Gleichstellung für Lehrer mit DDR-Abschluss in Mecklenburg-Vorpommern

Lehrerin steht vor grüner Tafel

In Mecklenburg-Vorpommern hat das Bildungsministerium die Lehrbefähigung von 59 Lehrern mit DDR-Abschlüssen sowie Seiteneinsteigern im Landeschuldienst anerkannt und die Pädagogen somit gegenüber ihren Kollegen finanziell gleichgestellt.

 

Der Landesbildungsminister Mathias Brodkorb will dadurch gegen die wirtschaftliche Ungerechtigkeit im Lehrerberuf vorgehen und darüber hinaus qualifizierten Lehrkräften Beförderungen erleichtern.
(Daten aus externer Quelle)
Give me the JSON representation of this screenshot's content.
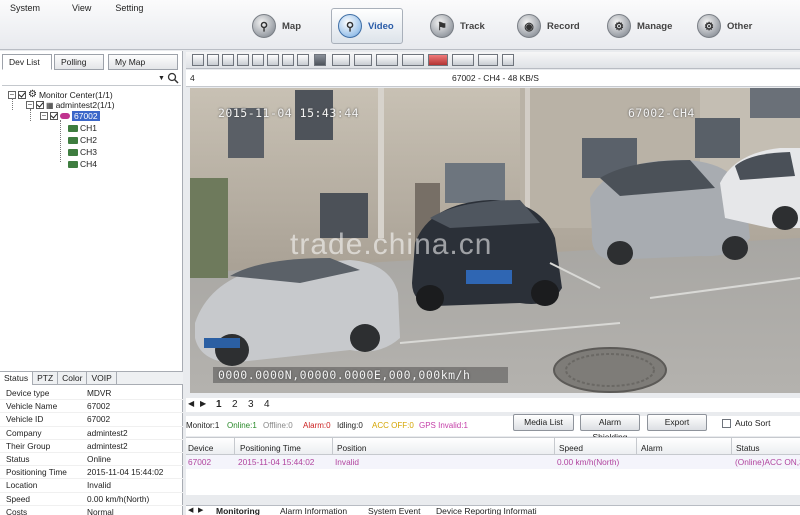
{
  "menu": [
    "System",
    "View",
    "Setting"
  ],
  "nav": [
    {
      "label": "Map",
      "icon": "map-icon"
    },
    {
      "label": "Video",
      "icon": "video-icon"
    },
    {
      "label": "Track",
      "icon": "track-icon"
    },
    {
      "label": "Record",
      "icon": "record-icon"
    },
    {
      "label": "Manage",
      "icon": "manage-icon"
    },
    {
      "label": "Other",
      "icon": "other-icon"
    }
  ],
  "left_tabs": [
    "Dev List",
    "Polling",
    "My Map"
  ],
  "tree": {
    "root": "Monitor Center(1/1)",
    "group": "admintest2(1/1)",
    "device": "67002",
    "channels": [
      "CH1",
      "CH2",
      "CH3",
      "CH4"
    ]
  },
  "bottom_tabs": [
    "Status",
    "PTZ",
    "Color",
    "VOIP"
  ],
  "properties": [
    {
      "k": "Device type",
      "v": "MDVR"
    },
    {
      "k": "Vehicle Name",
      "v": "67002"
    },
    {
      "k": "Vehicle ID",
      "v": "67002"
    },
    {
      "k": "Company",
      "v": "admintest2"
    },
    {
      "k": "Their Group",
      "v": "admintest2"
    },
    {
      "k": "Status",
      "v": "Online"
    },
    {
      "k": "Positioning Time",
      "v": "2015-11-04 15:44:02"
    },
    {
      "k": "Location",
      "v": "Invalid"
    },
    {
      "k": "Speed",
      "v": "0.00 km/h(North)"
    },
    {
      "k": "Costs",
      "v": "Normal"
    }
  ],
  "video": {
    "window_number": "4",
    "title": "67002 - CH4 - 48 KB/S",
    "osd_time": "2015-11-04 15:43:44",
    "osd_channel": "67002-CH4",
    "osd_gps": "0000.0000N,00000.0000E,000,000km/h",
    "watermark": "trade.china.cn"
  },
  "page_tabs": [
    "1",
    "2",
    "3",
    "4"
  ],
  "status": {
    "monitor": "Monitor:1",
    "online": "Online:1",
    "offline": "Offline:0",
    "alarm": "Alarm:0",
    "idling": "Idling:0",
    "acc": "ACC OFF:0",
    "gps": "GPS Invalid:1"
  },
  "actions": {
    "media": "Media List",
    "shield": "Alarm Shielding",
    "export": "Export",
    "autosort": "Auto Sort"
  },
  "grid": {
    "headers": [
      "Device",
      "Positioning Time",
      "Position",
      "Speed",
      "Alarm",
      "Status"
    ],
    "row": [
      "67002",
      "2015-11-04 15:44:02",
      "Invalid",
      "0.00 km/h(North)",
      "",
      "(Online)ACC ON,3"
    ]
  },
  "bottom_panel_tabs": [
    "Monitoring",
    "Alarm Information",
    "System Event",
    "Device Reporting Informati"
  ],
  "colors": {
    "accent": "#3b67c9",
    "row_text": "#b1449f",
    "online": "#2a8a2a",
    "alarm": "#cc2222",
    "acc": "#d4a400",
    "gps": "#c43fa8"
  }
}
Angesichts von 887 Anträgen, die dem Ministerium insgesamt vorliegen, dürfen sich voraussichtlich schon bald viele weitere Lehrer mit einer DDR-Vergangenheit in Mecklenburg-Vorpommern über die Würdigung ihrer guten Arbeit freuen.

Ende einer Benachteiligung über 25 Jahre seit der Wiedervereinigung

Eine anerkannte Lehrbefähigung ist eine wichtige Voraussetzung für eine Erhöhung des Gehalts von Pädagogen im Landesdienst. Darum hatten Lehrer, die ihre eigene Ausbildung in der DDR abgeschlossen haben, bisher in Mecklenburg-Vorpommern und zahlreichen weiteren Bundesländern im Gegensatz zu anderen Beamten im Lehrerberuf keine Chance auf eine Verbesserung ihrer wirtschaftlichen Situation. Bei Beförderungen wurden Lehrkräfte mit einer Vergangenheit im sozialistischen Teilstaat dementsprechend ebenfalls benachteiligt.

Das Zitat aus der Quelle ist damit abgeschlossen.